Tralascio la sinossi, ampiamente riportata da articoli e trailer. E partirei dall’atmosfera: cupa, opprimente e inquietante anche nella morbida luce estiva o nel freddo cristallino. Al di sopra dei personaggi c’è un’ombra che non se ne va mai. Di contro, mi risulta ancora inspiegabile come Virzì sia riuscito a sposare questa visione oppressa della realtà con l’ironia sferzante, impietosa, con la quale manovra, perfidamente, ciascuno dei suoi personaggi. (ah, notazione imprescindibile: il film è diviso in capitoli, ciascuno con un suo protagonista).

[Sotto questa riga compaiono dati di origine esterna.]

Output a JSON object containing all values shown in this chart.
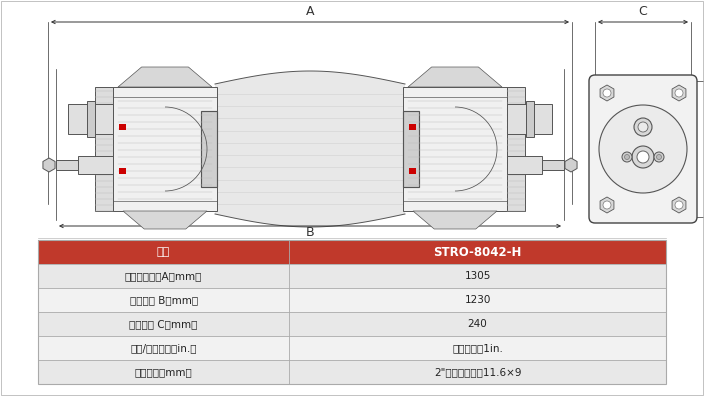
{
  "table_headers": [
    "型号",
    "STRO-8042-H"
  ],
  "table_rows": [
    [
      "膜组件拉杆长A（mm）",
      "1305"
    ],
    [
      "法兰间距 B（mm）",
      "1230"
    ],
    [
      "法兰宽度 C（mm）",
      "240"
    ],
    [
      "进水/浓水接口（in.）",
      "卡箍式接口1in."
    ],
    [
      "产水接口（mm）",
      "2\"软管快速接口11.6×9"
    ]
  ],
  "header_bg": "#C0392B",
  "header_text_color": "#FFFFFF",
  "row_bg_odd": "#E8E8E8",
  "row_bg_even": "#F2F2F2",
  "row_text_color": "#222222",
  "border_color": "#AAAAAA",
  "bg_color": "#FFFFFF",
  "dim_color": "#333333",
  "line_color": "#555555",
  "light_gray": "#D8D8D8",
  "mid_gray": "#BBBBBB",
  "hatch_color": "#AAAAAA"
}
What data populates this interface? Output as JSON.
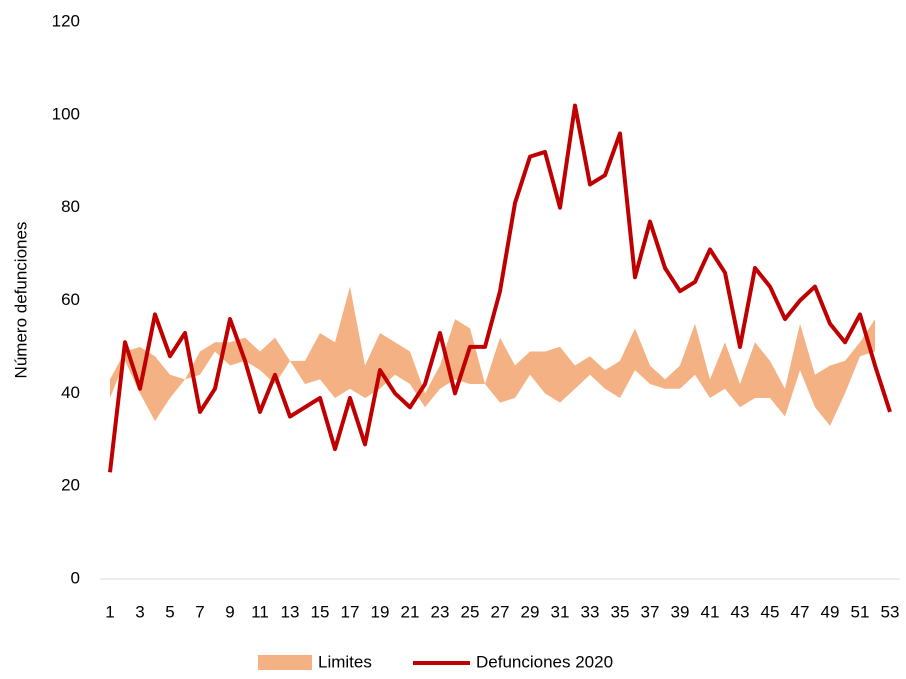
{
  "chart_data": {
    "type": "band_line",
    "y_label": "Número defunciones",
    "categories": [
      "1",
      null,
      "3",
      null,
      "5",
      null,
      "7",
      null,
      "9",
      null,
      "11",
      null,
      "13",
      null,
      "15",
      null,
      "17",
      null,
      "19",
      null,
      "21",
      null,
      "23",
      null,
      "25",
      null,
      "27",
      null,
      "29",
      null,
      "31",
      null,
      "33",
      null,
      "35",
      null,
      "37",
      null,
      "39",
      null,
      "41",
      null,
      "43",
      null,
      "45",
      null,
      "47",
      null,
      "49",
      null,
      "51",
      null,
      "53"
    ],
    "ylim": [
      0,
      120
    ],
    "yticks": [
      0,
      20,
      40,
      60,
      80,
      100,
      120
    ],
    "grid": false,
    "legend": "bottom",
    "band": {
      "name": "Limites",
      "color": "#f4b183",
      "upper": [
        43,
        49,
        50,
        48,
        44,
        43,
        49,
        51,
        51,
        52,
        49,
        52,
        47,
        47,
        53,
        51,
        63,
        46,
        53,
        51,
        49,
        40,
        46,
        56,
        54,
        42,
        52,
        46,
        49,
        49,
        50,
        46,
        48,
        45,
        47,
        54,
        46,
        43,
        46,
        55,
        43,
        51,
        42,
        51,
        47,
        41,
        55,
        44,
        46,
        47,
        51,
        56,
        null
      ],
      "lower": [
        39,
        47,
        40,
        34,
        39,
        43,
        44,
        49,
        46,
        47,
        45,
        42,
        47,
        42,
        43,
        39,
        41,
        39,
        41,
        44,
        42,
        37,
        41,
        43,
        42,
        42,
        38,
        39,
        44,
        40,
        38,
        41,
        44,
        41,
        39,
        45,
        42,
        41,
        41,
        44,
        39,
        41,
        37,
        39,
        39,
        35,
        45,
        37,
        33,
        40,
        48,
        49,
        null
      ]
    },
    "series": [
      {
        "name": "Defunciones 2020",
        "color": "#c00000",
        "values": [
          23,
          51,
          41,
          57,
          48,
          53,
          36,
          41,
          56,
          47,
          36,
          44,
          35,
          37,
          39,
          28,
          39,
          29,
          45,
          40,
          37,
          42,
          53,
          40,
          50,
          50,
          62,
          81,
          91,
          92,
          80,
          102,
          85,
          87,
          96,
          65,
          77,
          67,
          62,
          64,
          71,
          66,
          50,
          67,
          63,
          56,
          60,
          63,
          55,
          51,
          57,
          46,
          36
        ]
      }
    ]
  }
}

Piantato al centro del film c’è un motore immobile. Il patrimonio. Un’entità incalcolabile, invisibile, da cui dipendono tutti (per attrazione o repulsione). Il patrimonio è rappresentato da Giovanni Berneschi, proprietario di un fondo di investimento, interpretato in maniera superba da Fabrizio Gifuni: è la rappresentazione più veritiera, mai caricaturale, e precisa di un uomo dell’alta finanza che il cinema ci abbia dato finora (bisognerebbe andare su sponda americana per trovarne uno del pari livello: ma lì la forma mentis e la persino la gestualità del mondo economico sono differenti).

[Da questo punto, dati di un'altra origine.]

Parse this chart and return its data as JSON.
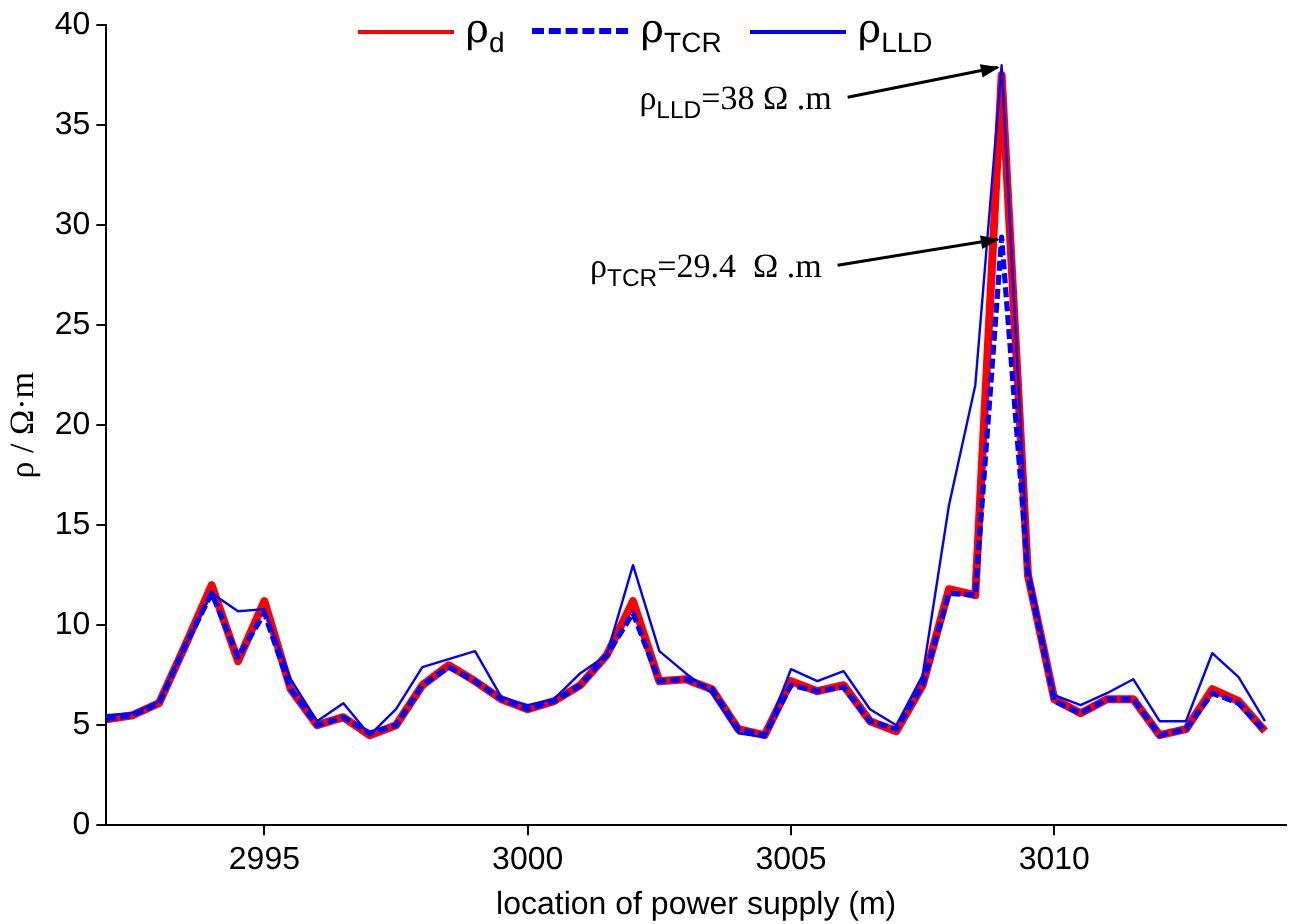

L’aspetto geniale della struttura è che al grande speculatore, pur essendo il fulcro tematico e narrativo, non viene dedicato un capitolo: praticamente, non abbiamo accesso al suo mondo interiore. Questo perché Giovanni Berneschi si colloca in una dimensione "ulteriore" rispetto ai suoi compagni in scena: la sua intelligenza assoluta della realtà lo porta a prevedere e a capire tutto in anticipo. La sua solidità inscalfibile si fonda sul rispetto e sull'aderenza perfetta a due “codici” (“orlandianamente” parlando…), quello familiare e quello finanziario.
Per ambire al patrimonio, o per tentare di sfuggirgli, i restanti personaggi si producono in disegni fallimentari, frustranti. Con l’unico risultato di andarsi a infrangere proprio contro i due codici di cui sopra: l’uno, quello delle relazioni familiari, spezzandolo nei modi più disperanti e drammatici; l’altro, quello dell’agognata ascesa sociale… beh, dipende un po’ da come leggerete voi il film…
Infine, una breve considerazione, che non so quanto peso abbia nella voragine oscura che Virzì ha spalancato. Esiste, nel film, la possibilità di uscire da questa dinamica folle. Eppure questa felicità deve necessariamente vivere al di fuori dell’osservanza di questi codici. È una possibilità fragile, “deviata” dalla legge del padre e del patrimonio, ma è l’unica che sembra vera e che abbia una possibilità di sopravvivere.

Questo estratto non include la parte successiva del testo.